This code book describes the data used in this project, as well as the processing steps required to create the resulting tidy data set.
30 volunteers performed 6 different activities while wearing a smartphone. The smartphone captured various data about their movements.
-
features.txt
: Names of the 561 features. -
activity_labels.txt
: Names and IDs for each of the 6 activities. -
X_train.txt
: 7352 observations of the 561 features, for 21 of the 30 volunteers. -
subject_train.txt
: A vector of 7352 integers, denoting the ID of the volunteer related to each of the observations inX_train.txt
. -
y_train.txt
: A vector of 7352 integers, denoting the ID of the activity related to each of the observations inX_train.txt
. -
X_test.txt
: 2947 observations of the 561 features, for 9 of the 30 volunteers. -
subject_test.txt
: A vector of 2947 integers, denoting the ID of the volunteer related to each of the observations inX_test.txt
. -
y_test.txt
: A vector of 2947 integers, denoting the ID of the activity related to each of the observations inX_test.txt
.
More information about the files is available in README.md
. More information about the features is available in features.txt
.
This analysis was performed using only the files above, and did not use the raw signal data. Therefore, the data files in the "Inertial Signals" folders were ignored.
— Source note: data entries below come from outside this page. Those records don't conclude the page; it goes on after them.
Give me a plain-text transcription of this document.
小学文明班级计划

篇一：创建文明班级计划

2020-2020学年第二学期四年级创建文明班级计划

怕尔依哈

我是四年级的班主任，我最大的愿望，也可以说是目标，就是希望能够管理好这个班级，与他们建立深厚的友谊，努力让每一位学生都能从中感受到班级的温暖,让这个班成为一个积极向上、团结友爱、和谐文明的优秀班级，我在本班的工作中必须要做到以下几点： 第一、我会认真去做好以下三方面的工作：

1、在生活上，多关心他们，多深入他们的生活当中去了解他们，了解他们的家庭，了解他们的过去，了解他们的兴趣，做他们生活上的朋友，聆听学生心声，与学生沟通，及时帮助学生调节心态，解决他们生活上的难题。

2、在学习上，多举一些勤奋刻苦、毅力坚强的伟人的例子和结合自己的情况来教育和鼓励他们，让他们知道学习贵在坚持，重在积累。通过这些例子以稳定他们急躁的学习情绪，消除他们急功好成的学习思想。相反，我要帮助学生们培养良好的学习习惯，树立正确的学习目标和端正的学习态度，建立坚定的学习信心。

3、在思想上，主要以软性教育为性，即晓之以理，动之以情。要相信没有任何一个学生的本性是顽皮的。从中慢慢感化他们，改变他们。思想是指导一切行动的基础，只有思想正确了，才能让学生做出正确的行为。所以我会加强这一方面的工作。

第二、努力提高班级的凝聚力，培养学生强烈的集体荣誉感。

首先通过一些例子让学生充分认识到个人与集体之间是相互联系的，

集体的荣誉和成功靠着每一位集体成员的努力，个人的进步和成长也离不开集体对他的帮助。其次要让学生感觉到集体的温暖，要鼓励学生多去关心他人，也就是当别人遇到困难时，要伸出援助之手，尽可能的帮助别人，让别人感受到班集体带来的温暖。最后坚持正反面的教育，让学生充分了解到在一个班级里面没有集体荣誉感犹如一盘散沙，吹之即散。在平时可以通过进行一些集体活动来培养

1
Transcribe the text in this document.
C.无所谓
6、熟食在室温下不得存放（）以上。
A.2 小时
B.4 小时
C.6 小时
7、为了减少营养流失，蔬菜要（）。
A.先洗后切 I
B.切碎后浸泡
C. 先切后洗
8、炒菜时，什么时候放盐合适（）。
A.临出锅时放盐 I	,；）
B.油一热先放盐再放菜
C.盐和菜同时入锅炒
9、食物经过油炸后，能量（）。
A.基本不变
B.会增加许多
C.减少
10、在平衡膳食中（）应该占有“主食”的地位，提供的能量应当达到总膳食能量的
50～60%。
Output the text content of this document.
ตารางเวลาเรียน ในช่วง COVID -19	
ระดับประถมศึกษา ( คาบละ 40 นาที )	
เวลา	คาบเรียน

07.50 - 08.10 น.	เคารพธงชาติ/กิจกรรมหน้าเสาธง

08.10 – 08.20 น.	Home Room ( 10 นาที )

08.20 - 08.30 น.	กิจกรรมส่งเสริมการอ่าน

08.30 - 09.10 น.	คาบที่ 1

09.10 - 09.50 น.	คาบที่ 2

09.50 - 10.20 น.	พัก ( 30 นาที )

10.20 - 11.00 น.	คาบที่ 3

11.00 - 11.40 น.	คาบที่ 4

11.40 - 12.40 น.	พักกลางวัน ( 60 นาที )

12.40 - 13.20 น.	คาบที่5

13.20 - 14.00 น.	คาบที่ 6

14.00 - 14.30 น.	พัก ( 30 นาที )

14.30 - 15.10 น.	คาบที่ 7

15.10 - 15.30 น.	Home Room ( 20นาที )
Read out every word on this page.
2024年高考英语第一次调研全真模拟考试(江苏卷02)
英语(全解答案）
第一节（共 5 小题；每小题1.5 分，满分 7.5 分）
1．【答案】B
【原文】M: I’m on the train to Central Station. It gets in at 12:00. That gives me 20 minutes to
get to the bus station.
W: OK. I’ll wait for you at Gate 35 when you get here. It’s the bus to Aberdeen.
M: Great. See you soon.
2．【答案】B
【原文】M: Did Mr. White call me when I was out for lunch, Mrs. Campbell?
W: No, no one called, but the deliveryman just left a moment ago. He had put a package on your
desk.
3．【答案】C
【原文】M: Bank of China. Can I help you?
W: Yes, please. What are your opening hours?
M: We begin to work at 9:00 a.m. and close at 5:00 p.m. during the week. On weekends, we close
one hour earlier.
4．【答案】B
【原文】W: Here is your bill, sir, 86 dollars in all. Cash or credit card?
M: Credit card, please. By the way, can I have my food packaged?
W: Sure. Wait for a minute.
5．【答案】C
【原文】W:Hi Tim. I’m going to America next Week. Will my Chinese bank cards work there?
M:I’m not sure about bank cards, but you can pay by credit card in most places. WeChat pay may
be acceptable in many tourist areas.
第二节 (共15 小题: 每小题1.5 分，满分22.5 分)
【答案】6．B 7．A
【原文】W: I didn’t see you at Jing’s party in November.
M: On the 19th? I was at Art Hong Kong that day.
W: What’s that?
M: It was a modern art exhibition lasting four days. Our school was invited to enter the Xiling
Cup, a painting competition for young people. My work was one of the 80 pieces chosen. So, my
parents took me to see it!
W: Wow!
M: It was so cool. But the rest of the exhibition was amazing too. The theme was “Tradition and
- All of the relevant data files were read into data frames, appropriate column headers were added, and the training and test sets were combined into a single data set.
- All feature columns were removed that did not contain the exact string "mean()" or "std()". This left 66 feature columns, plus the subjectID and activity columns.
- The activity column was converted from a integer to a factor, using labels describing the activities.
- A tidy data set was created containing the mean of each feature for each subject and each activity. Thus, subject #1 has 6 rows in the tidy data set (one row for each activity), and each row contains the mean value for each of the 66 features for that subject/activity combination. Since there are 30 subjects, there are a total of 180 rows.
- The tidy data set was output to both a CSV and a TXT files (i.e tidy.csv and tidy.txt).